Yes, this is a notion I always see in liberal rhetoric too.

Every system has rules, and within that set of rules, an internal logic. The market is a system, not an entity. It has no more ability to act rationally than the sum of all its actors. But what its actors have is the potential for rational behavior. And first and foremost, short-term self-interest is the most rational behavior.

This might seem odd to you or me, but it's been the same phenomenon Austrian economists, particularly Hayek, have been warning us about for decades. You've heard of the term "perverse incentive" right?

The etymological and semantical origins of the term conjure up some unnatural effect on the market that produces "irrational" behavior.
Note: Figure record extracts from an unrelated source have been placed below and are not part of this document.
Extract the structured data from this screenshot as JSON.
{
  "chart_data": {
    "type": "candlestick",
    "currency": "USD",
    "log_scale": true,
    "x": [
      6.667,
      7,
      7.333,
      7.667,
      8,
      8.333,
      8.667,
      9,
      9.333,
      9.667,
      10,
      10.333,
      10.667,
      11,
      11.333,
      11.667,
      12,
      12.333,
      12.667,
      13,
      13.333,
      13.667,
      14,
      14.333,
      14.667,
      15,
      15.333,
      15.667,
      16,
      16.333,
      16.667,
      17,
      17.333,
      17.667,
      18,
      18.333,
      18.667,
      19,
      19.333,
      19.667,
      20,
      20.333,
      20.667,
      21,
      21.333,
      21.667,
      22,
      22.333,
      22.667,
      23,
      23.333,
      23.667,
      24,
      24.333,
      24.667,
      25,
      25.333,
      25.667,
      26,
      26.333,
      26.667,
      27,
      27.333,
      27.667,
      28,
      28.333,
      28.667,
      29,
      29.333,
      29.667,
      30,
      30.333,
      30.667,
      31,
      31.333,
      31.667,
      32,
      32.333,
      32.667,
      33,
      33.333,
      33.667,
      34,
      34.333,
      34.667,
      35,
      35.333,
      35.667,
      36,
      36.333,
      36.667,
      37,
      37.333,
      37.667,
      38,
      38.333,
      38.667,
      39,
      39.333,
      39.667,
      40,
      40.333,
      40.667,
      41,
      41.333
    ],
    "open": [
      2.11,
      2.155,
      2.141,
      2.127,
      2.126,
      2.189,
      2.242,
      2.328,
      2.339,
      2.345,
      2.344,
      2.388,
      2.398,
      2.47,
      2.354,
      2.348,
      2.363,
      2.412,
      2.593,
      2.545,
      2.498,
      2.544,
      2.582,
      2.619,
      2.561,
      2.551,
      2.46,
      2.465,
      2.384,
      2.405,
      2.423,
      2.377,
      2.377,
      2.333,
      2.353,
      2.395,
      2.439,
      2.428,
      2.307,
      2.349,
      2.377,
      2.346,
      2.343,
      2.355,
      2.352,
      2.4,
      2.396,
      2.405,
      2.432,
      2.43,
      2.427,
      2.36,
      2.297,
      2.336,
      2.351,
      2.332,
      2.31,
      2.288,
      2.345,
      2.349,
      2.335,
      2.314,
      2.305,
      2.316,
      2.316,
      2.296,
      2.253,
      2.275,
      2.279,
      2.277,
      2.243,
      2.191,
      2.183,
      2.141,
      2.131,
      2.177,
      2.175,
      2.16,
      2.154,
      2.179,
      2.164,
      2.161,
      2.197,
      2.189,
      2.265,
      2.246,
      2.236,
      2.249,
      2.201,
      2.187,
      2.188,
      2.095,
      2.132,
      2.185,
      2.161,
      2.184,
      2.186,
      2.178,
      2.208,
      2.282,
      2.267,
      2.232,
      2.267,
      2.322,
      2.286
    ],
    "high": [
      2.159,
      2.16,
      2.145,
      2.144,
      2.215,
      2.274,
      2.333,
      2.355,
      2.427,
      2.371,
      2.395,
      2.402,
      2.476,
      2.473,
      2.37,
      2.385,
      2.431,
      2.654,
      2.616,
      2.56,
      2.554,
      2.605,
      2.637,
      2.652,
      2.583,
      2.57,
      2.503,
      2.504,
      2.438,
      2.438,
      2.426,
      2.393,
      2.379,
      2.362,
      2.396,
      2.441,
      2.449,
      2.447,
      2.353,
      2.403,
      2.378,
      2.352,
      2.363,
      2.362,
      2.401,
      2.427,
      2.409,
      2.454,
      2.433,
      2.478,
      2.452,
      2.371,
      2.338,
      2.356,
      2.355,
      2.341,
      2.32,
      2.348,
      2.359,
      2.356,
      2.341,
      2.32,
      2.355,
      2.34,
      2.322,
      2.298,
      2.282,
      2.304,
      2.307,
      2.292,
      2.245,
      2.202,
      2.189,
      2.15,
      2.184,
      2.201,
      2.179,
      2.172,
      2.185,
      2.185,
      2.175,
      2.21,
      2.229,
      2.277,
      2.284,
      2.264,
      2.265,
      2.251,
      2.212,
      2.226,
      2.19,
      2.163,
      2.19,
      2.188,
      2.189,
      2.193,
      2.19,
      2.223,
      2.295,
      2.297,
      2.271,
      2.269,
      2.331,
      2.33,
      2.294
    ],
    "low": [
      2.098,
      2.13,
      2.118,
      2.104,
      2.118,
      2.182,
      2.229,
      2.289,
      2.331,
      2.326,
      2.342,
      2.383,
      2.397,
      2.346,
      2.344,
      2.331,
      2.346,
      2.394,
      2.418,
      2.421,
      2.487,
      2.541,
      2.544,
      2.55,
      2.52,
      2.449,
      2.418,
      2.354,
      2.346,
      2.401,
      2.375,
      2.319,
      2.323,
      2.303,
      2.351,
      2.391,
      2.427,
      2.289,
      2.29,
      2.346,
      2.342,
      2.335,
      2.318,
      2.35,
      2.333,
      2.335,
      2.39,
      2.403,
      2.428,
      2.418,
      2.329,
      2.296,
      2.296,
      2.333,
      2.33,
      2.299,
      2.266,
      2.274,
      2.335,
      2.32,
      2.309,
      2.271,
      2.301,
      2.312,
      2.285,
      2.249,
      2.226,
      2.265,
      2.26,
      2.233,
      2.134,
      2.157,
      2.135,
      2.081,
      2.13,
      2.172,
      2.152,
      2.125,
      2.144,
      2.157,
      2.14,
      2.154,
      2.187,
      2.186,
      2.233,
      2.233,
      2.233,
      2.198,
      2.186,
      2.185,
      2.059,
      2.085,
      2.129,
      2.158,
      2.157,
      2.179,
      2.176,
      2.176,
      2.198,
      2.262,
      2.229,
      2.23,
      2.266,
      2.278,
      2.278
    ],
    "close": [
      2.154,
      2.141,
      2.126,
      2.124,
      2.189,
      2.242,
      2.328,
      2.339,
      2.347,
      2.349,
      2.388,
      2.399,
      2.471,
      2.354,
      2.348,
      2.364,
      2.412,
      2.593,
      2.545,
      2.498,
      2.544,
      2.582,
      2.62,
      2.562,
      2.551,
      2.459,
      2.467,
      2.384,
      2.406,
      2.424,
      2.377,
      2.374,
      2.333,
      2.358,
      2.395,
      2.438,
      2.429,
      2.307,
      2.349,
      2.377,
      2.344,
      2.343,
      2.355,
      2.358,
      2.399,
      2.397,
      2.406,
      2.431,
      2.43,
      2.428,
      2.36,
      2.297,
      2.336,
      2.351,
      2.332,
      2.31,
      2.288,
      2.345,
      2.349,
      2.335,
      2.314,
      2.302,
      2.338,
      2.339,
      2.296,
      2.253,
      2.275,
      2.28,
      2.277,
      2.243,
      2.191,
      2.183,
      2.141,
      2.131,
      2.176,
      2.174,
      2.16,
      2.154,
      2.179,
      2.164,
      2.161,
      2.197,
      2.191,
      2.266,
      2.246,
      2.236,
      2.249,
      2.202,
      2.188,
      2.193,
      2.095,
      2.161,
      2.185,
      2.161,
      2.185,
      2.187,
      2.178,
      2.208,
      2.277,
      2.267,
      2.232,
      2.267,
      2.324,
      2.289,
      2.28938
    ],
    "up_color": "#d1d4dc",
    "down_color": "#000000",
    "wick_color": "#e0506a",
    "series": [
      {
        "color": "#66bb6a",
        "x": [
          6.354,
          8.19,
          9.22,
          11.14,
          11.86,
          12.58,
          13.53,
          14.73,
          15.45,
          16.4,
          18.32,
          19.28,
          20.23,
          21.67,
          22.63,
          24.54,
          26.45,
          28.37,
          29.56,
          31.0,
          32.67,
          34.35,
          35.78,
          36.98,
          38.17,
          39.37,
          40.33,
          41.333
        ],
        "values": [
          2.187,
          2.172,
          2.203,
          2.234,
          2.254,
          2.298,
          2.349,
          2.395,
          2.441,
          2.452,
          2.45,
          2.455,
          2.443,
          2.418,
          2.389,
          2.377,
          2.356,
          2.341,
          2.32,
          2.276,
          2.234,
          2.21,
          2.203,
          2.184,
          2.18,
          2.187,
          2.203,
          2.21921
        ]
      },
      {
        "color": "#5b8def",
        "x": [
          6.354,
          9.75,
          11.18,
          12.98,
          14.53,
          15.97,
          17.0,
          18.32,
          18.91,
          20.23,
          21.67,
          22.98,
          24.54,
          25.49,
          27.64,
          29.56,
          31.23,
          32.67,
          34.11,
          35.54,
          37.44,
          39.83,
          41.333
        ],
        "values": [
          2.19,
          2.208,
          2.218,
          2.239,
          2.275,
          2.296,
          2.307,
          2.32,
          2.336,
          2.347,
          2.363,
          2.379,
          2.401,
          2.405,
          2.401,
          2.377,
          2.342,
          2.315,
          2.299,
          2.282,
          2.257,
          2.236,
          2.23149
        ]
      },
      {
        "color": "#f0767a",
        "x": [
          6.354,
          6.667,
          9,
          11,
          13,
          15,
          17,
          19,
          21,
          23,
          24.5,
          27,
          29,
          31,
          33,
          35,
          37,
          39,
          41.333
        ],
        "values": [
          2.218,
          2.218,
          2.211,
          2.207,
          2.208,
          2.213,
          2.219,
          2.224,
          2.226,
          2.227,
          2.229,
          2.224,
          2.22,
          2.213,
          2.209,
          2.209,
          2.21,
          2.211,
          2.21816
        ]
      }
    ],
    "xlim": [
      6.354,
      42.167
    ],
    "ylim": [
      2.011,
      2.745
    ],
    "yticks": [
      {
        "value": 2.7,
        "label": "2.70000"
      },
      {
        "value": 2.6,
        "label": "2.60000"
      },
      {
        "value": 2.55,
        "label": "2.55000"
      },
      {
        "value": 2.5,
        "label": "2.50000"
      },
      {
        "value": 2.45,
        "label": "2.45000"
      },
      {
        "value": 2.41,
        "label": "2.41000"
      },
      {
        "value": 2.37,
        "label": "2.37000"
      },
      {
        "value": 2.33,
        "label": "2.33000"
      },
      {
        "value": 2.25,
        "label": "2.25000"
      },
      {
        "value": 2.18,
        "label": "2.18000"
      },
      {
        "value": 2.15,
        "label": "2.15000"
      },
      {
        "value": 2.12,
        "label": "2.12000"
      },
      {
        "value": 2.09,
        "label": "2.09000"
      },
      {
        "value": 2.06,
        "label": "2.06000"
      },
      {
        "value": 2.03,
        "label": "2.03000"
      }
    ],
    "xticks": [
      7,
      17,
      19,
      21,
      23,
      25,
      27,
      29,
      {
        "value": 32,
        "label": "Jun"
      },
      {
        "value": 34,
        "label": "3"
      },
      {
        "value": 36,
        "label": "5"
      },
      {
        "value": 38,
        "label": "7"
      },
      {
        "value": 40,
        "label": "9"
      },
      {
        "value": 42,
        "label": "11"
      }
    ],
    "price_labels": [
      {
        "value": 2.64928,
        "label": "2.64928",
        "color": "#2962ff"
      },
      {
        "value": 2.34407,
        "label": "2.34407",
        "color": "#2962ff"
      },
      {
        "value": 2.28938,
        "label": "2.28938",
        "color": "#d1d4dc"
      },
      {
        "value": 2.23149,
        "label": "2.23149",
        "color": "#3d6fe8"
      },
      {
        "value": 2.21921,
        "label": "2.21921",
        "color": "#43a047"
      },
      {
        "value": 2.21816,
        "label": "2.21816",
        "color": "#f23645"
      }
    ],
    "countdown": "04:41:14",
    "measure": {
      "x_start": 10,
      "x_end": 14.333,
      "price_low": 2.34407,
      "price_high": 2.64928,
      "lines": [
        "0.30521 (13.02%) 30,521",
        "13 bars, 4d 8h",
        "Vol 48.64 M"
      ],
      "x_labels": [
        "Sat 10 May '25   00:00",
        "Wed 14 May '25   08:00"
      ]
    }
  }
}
But is it really irrational?

If you concentrate market power into a government body, is it rational to trust your rivals not to abuse it? Especially when you know you will be put at a competitive disadvantage if you don't?

We can't control for those aberrations created by government, but it's of little consequence, because whatever effects government policy has on the market will always cause people to act in their rational interest.

This is what many liberals don't understand. If we don't understand it either, we're finished. Objectively, of course, you are right -- the market is NOT rational... at least by the sum of all its short-term and long-term goals. But such a conflict between short-term versus long-term effects has always been a problem endemic to human psychology.

For many people living in inner city environments, crime is a rational choice. That's just another example of a perverse incentive.

The point of all of this is that when liberals take aim at us for believing humans are faultless and noble, and won't run roughshod over each other, we need to clamp down on that argument, because it is an egregious distortion of what "rational self-interest" really means.

Libertarianism is NOT utopian for believing in rational self-interest; rather it is the most realistic because it rationally assumes people will make poor choices -- in the market and elsewhere.

It ASSUMES that by consolidating power into unnatural entities that you effectively direct the market's actors to favor their short-term interests more than their long ones. That is why government policy inevitably enriches the rich further still, while the poor are wiped out. Government eventually becomes incumbency protection for the super-wealthy.

If you argue your case like this, as I have, you might be more successful at least starting a dialogue with a few receptive liberals. Just something I've observed and thought I'd put out there.

Never forget:

To disagree, one doesn't have to be disagreeable.


- Barry Goldwater

Nice post, but that wasn't

Nice post, but that wasn't where I was going.

Classical/Austrian economists believe that the government creates the business cycle because the marketplace is too rational to create it. I believe that the government exaggerates the cycle in both directions, but we'd always have a business cycle regardless.

Plan for eliminating the national debt in 10-20 years:

Overview: http://rolexian.wordpress.com/2010/09/12/my-plan-for-reducin...

Specific cuts; defense spending: http://rolexian.wordpress.com/2011/01/03/more-detailed-look-a

awesome documentary on that...

Good comment! There's an amazing documentary about that very topic. It's called The Century of the Self. Have you seen it? I highly recommend it!

ChipIn to send superbrochures! Find a collection event here: http://www.ronpaulchipin.com

Why not let people buy the

Why not let people buy the shares themselves so they can have their profits when the RP stock inevitably skyrockets as he gets the nomination?

For...

In the early stages that certainly is doable. And I encourage people to do that! But as shares move into the hands of RP supporters, the share price is going to get pricey. Additionally, this is a high-risk, low-reward scenario; nickel and diming our way there reduces the risk and makes it easier to commit. It's not as if I'm running a scam.